Cathedral from Library

Cathedral Square from top of Library

On Level 3, where non-fiction is housed, we found a Knit’n’Yarn group which meets every Tuesday morning and Thursday evening.

Knit’n’Yarn

The Family History section on Level 2 looked most enticing.

Family history section

On every level there are quiet rooms, toilets, drinking fountains, lockers, and public computers, all free to use.  The computers on the higher levels are available for an hour, while the ones on the ground floor are for 15 minutes only.   It was good to see Imagination Station in their new home on Level 1, where the children’s books are.  This is an area where kids can play with immeasurable amounts of Lego.

Imagination Station

On the same level there’s a tree sculpture with room for small ones to climb inside.

Tree sculpture

I liked the sentinel on the staircase – one of many artworks.  This figure was created by Fayne Robinson, who carved the taonga I was given when I left Volunteering Canterbury.

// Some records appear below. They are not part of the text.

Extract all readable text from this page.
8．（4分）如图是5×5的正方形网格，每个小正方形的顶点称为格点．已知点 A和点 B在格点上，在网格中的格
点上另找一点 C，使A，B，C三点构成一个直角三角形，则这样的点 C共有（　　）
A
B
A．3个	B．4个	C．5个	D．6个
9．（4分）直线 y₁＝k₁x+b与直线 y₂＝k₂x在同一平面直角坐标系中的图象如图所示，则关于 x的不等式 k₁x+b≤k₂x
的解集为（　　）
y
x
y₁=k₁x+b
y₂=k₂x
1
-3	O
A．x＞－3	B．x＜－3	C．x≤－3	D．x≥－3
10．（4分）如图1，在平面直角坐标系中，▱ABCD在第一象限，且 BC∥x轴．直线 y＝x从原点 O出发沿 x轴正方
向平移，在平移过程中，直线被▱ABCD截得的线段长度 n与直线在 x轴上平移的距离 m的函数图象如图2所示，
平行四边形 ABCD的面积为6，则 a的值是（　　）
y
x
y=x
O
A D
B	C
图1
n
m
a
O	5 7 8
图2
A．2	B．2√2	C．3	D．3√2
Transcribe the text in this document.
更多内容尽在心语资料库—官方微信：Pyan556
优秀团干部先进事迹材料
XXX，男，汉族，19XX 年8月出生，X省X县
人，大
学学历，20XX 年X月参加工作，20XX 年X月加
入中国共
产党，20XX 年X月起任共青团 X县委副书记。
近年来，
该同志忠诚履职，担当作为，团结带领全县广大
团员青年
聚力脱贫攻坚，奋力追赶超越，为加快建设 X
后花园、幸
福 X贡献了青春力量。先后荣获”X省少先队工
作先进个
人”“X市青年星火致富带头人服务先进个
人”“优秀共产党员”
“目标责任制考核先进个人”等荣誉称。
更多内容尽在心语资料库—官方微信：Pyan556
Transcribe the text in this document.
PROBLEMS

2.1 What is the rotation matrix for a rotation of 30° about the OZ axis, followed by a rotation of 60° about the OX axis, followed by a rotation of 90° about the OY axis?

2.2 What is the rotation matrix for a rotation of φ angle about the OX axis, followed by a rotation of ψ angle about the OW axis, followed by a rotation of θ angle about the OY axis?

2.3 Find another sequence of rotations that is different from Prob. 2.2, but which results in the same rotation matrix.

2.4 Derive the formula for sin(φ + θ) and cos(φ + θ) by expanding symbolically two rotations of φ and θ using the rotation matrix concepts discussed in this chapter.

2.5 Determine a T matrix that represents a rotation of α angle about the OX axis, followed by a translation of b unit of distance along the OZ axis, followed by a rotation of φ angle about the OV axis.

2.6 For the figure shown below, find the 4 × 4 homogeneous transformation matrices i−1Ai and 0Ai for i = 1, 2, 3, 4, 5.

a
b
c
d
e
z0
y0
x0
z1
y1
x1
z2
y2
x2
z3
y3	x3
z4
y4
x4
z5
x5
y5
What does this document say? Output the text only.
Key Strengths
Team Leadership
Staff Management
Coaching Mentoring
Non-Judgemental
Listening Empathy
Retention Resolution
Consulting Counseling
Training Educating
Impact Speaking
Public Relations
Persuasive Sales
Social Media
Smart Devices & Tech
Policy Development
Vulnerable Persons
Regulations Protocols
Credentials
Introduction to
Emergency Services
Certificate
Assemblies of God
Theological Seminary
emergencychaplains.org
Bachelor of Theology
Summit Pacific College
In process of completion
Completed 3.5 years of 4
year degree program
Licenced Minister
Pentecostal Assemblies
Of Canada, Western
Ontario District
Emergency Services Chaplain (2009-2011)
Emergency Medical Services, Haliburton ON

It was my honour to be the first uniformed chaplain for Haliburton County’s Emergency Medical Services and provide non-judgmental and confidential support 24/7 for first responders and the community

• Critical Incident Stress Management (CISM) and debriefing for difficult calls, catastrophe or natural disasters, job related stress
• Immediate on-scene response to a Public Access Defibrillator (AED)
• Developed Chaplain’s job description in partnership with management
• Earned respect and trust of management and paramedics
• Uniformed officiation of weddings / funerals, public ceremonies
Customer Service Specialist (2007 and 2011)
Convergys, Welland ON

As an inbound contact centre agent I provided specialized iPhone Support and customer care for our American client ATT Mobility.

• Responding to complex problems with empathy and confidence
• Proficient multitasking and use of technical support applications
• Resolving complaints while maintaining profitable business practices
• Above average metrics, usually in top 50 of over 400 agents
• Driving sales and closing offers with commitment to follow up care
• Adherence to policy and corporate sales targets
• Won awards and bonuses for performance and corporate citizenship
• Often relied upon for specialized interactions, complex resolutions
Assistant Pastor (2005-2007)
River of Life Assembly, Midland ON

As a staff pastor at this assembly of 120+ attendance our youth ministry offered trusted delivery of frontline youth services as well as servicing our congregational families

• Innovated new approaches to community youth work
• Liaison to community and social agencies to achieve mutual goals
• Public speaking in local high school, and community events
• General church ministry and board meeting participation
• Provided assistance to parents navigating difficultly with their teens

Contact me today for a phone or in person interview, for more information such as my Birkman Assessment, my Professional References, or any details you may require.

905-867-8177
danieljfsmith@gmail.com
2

Tawhaki on his journey in search of knowledge

There’s an Espresso Bar on Level 1 but they serve drinks only in cardboard cups, so we went to the main cafe on the ground floor for our lunch.  Service was good, and we sat by the window where we could watch progress on the Convention Centre, and see Little Andromeda.

Foundation Cafe

The cafe was busy and bound to be a popular addition to the central city.   Some people have complained that there is little parking close to Turanga, but in fact there’s plenty within a couple of blocks (and one mobility park outside on Gloucester Street).  I hope people will take buses, or walk as we did.